During the course of memorizing vast passages of The Bible, the internal conflicts throughout The Bible became so annoyingly obvious and numerous that they were impossible to ignore, so I asked questions. Lots of questions. For example, if The Bible truly was the divine inspired word of god, then why are there so many mistakes in it? I was once again told to remain silent until I “knew something”, so I began reading extensively about this topic as well.
I was eleven or twelve when I first read about the exploits of Madalyn Murray O’Hair — “America’s most hated woman” — and it was then when I realized I was not alone with my doubts. [Later, in college, thanks to my amazing education in the humantities, I learned that Diagoras, Epicurus, Critias, Leonardo da Vinci, Sigmund Freud, Karl Marx, Friedrich Engels, and Julian Baggini (just to name a few famous thinkers and philosophers throughout history) had similar thoughts on religious matters.] Despite assertions to the contrary from the authority figures around me, I learned that I was very sane to recognize that there are many interesting parallels between god and Santa Claus the tooth fairy and that only crazy people believed in the supernatural. I began to suspect that both Santa Claus the tooth fairy and god were convenient lies used by authority figures to manipulate and shame those who were vulnerable to believing such rhetoric because of their lack of education, social status, or their unwillingness to challenge established paradigms and social structures by thinking carefully about the world around them.
So by the time I was fifteen, I learned that god is a blatant lie; that religion is a social construct used by the powerful and the wealthy to control the finances, sexualities and destinies of others (especially women); and that words have tremendous transformative power that profoundly affect one’s thoughts, ethics and worldview. I also learned that reading is a powerful way to learn more about the world and to interact with others who, throughout all written history, also thought about these issues in great depth and in doing so, challenged the establishments of their day.

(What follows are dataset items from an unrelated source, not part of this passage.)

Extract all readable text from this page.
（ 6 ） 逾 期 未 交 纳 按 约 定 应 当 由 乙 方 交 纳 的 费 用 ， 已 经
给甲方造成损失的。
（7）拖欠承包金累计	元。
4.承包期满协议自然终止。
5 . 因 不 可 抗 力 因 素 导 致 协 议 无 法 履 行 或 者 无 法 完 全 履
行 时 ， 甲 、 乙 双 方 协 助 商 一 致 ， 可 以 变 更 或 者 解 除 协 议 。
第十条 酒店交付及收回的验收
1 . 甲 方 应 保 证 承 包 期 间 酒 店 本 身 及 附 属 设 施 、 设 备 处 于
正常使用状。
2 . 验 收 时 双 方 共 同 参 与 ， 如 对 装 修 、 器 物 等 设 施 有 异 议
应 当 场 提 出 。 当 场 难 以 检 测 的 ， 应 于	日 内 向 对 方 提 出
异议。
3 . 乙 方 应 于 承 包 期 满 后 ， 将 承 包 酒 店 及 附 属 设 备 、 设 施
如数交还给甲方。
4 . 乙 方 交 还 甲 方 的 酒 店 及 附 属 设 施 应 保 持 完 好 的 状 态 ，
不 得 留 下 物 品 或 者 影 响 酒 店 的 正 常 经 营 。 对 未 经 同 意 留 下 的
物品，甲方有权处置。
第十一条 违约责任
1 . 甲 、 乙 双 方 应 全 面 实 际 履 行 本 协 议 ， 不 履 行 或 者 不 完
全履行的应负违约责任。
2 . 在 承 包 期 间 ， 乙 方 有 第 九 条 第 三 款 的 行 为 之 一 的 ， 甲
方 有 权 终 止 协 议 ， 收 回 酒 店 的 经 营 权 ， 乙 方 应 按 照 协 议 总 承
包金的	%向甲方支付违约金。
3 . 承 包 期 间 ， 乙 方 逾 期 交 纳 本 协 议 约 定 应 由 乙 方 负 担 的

As my thinking and worldview evolved and matured, I realize I learned a few important lessons between birth and the age of fifteen, but the most important lesson is also the most fundamental: it is unethical to lie to children because we will grow up one day and in doing so, we will learn the truth. Further, we will never forget that those in power over us — parents, preachers, politicians — held us in such low esteem when we were weak or vulnerable that they thought it was acceptable to lie to us.